Quello della vaccinazione è uno dei concetti più socialisti cui si possa pensare: proteggere me significa proteggere te e viceversa. Significa prendersi cura. E prendersi cura vuol dire amare, vuol dire insieme, vuol dire comunità. Un concetto che l’Occidente ha dimostrato di aver dimenticato anche in questo lungo anno pandemico, durante il quale le grandi potenze hanno fatto a gara ad accaparrarsi più dosi di vaccino ancor prima che questo fosse messo sul mercato. Come denunciato da Amnesty e OXFAM, infatti, il 14% degli Stati più ricchi del mondo ha prenotato oltre il 50% delle dosi vaccinali. Di conseguenza, nei Paesi in via di sviluppo, 9 persone su 10 rischiano di non essere mai immunizzate. È per questo che l’OMS, in collaborazione con la Coalition for Epidemic Preparedness Innovation, ha realizzato COVAX, il programma che consente – o dovrebbe consentire – la distribuzione globale dei vaccini, ed è grazie all’aiuto dell’Organizzazione Mondiale della Sanità che Cuba spera, una volta approvati, di consegnare i propri farmaci a tutti coloro che ne avranno bisogno in ogni angolo del pianeta. Glielo permetteranno?
Al momento, l’isola ipotizza di produrre 100 milioni di Soberana 02 entro la fine dell’anno, periodo in cui è più probabile che la sua popolazione potrà dirsi coperta. Per raggiungere tale obiettivo, l’Associazione Italia-Cuba ha avviato una raccolta fondi al fine di contribuire non solo al finanziamento della produzione e della ricerca in generale, ma anche nella fornitura di quelle attrezzature che il bloqueo rende impossibili da reperire. Un’iniziativa nobile e fondamentale, eppure passata sottotraccia, come a non disturbare gli studi a noi più prossimi, frutto di accordi e alleanze tutti da discutere. Perché se l’Europa non ha imposto direttamente sanzioni, ha scelto sin da subito – e senza equivoci – da che parte stare. E non è al fianco di Cuba.
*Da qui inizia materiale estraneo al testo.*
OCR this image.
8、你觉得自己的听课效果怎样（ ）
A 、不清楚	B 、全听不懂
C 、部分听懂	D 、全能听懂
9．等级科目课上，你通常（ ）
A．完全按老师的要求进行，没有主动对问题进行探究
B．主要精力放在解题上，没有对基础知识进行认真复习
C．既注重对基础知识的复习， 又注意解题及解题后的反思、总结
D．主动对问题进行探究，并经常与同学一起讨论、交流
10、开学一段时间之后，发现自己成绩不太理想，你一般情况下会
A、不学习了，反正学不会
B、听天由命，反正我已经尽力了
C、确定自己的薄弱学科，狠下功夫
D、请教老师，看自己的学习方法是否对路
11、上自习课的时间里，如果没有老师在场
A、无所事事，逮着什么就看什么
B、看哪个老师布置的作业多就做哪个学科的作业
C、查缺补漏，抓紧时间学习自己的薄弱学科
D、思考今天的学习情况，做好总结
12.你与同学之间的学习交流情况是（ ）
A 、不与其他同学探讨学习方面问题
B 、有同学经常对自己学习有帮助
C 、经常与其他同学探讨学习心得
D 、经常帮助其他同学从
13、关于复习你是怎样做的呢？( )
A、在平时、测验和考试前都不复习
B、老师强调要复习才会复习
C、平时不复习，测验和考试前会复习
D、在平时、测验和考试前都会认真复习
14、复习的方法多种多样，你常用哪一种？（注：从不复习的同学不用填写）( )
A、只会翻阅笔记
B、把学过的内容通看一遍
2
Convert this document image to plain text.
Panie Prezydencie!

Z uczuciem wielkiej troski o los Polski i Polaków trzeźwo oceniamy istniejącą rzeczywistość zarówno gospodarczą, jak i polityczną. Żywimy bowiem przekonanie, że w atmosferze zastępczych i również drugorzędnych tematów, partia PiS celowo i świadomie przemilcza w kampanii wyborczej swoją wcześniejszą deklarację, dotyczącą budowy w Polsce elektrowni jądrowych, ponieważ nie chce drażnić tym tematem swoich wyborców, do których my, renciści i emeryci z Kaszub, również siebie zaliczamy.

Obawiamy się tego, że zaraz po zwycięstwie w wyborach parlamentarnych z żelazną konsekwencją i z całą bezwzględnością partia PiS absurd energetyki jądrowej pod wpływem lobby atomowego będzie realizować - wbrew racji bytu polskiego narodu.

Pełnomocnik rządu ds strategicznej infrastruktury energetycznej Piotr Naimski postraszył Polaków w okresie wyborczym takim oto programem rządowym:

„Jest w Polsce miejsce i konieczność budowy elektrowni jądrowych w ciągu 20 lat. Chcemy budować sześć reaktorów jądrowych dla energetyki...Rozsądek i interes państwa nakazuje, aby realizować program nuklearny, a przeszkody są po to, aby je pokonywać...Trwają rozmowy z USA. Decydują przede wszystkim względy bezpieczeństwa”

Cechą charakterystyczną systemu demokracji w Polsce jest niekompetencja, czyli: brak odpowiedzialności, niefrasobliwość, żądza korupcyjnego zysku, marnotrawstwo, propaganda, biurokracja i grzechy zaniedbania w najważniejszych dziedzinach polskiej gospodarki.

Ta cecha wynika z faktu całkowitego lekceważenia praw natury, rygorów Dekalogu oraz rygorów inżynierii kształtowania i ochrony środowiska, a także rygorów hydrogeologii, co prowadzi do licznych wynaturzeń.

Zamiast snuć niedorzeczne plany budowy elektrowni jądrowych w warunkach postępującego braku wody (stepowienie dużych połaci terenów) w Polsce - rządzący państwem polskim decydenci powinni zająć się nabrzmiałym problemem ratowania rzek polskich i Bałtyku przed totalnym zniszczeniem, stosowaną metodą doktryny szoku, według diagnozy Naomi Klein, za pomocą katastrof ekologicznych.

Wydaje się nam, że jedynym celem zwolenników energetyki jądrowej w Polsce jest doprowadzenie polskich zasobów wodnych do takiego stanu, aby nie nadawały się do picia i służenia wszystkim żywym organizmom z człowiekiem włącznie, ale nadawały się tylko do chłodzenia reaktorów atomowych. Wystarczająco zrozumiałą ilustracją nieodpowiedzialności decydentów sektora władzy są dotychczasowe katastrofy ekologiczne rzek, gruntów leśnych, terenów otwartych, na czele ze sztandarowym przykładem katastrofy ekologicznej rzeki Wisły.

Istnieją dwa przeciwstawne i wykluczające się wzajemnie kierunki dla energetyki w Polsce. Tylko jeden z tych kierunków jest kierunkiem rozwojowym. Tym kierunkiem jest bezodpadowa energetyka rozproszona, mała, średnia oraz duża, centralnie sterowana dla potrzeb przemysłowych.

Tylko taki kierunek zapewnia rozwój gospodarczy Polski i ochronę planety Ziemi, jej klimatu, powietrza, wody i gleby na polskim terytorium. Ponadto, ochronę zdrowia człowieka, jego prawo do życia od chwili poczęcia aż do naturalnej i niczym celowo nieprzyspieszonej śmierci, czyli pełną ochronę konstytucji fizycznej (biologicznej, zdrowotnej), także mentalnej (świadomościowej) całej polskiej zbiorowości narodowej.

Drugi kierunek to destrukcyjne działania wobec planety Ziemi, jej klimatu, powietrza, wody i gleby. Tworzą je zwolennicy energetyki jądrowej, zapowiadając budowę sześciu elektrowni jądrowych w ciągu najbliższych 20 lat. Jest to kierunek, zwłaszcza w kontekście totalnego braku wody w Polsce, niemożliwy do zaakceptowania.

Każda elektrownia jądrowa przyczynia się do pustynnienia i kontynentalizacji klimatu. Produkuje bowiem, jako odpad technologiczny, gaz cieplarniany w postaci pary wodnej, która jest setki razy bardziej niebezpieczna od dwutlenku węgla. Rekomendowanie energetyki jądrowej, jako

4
Quando nel cuore della pandemia i medici cubani hanno volato ovunque nel mondo, anche in Italia, per assistere le popolazioni più duramente colpite dal COVID, ci siamo commossi tutti. Tutti li abbiamo paragonati a eroi, ad angeli venuti dal cielo per salvare noi e un sistema sanitario occidentale che è arrivato completamente impreparato all’appuntamento con la sfida del secolo: decenni di tagli, di politiche neoliberiste, di finanziamenti ai privati a discapito del pubblico, di scelleratezza nella spesa e di oculatezza nell’accaparramento di un tornaconto personale hanno svelato tutta la loro natura trasformandosi in pandemia, dolore, morte. Ecco perché aiutare Cuba è molto più di una semplice donazione. È una presa di posizione, è la costruzione di un mondo diverso, meno egoista, magari meno capitalista. Aiutare Cuba vuol dire aiutare tutta l’umanità.
Siate sempre capaci di sentire nel più profondo qualsiasi ingiustizia commessa contro chiunque in qualunque parte del mondo, diceva un medico che per Cuba e per gli altri ha dato la vita. È la qualità più bella di un rivoluzionario. E di rivoluzionari, oggi, ne abbiamo veramente bisogno. ¡Adelante!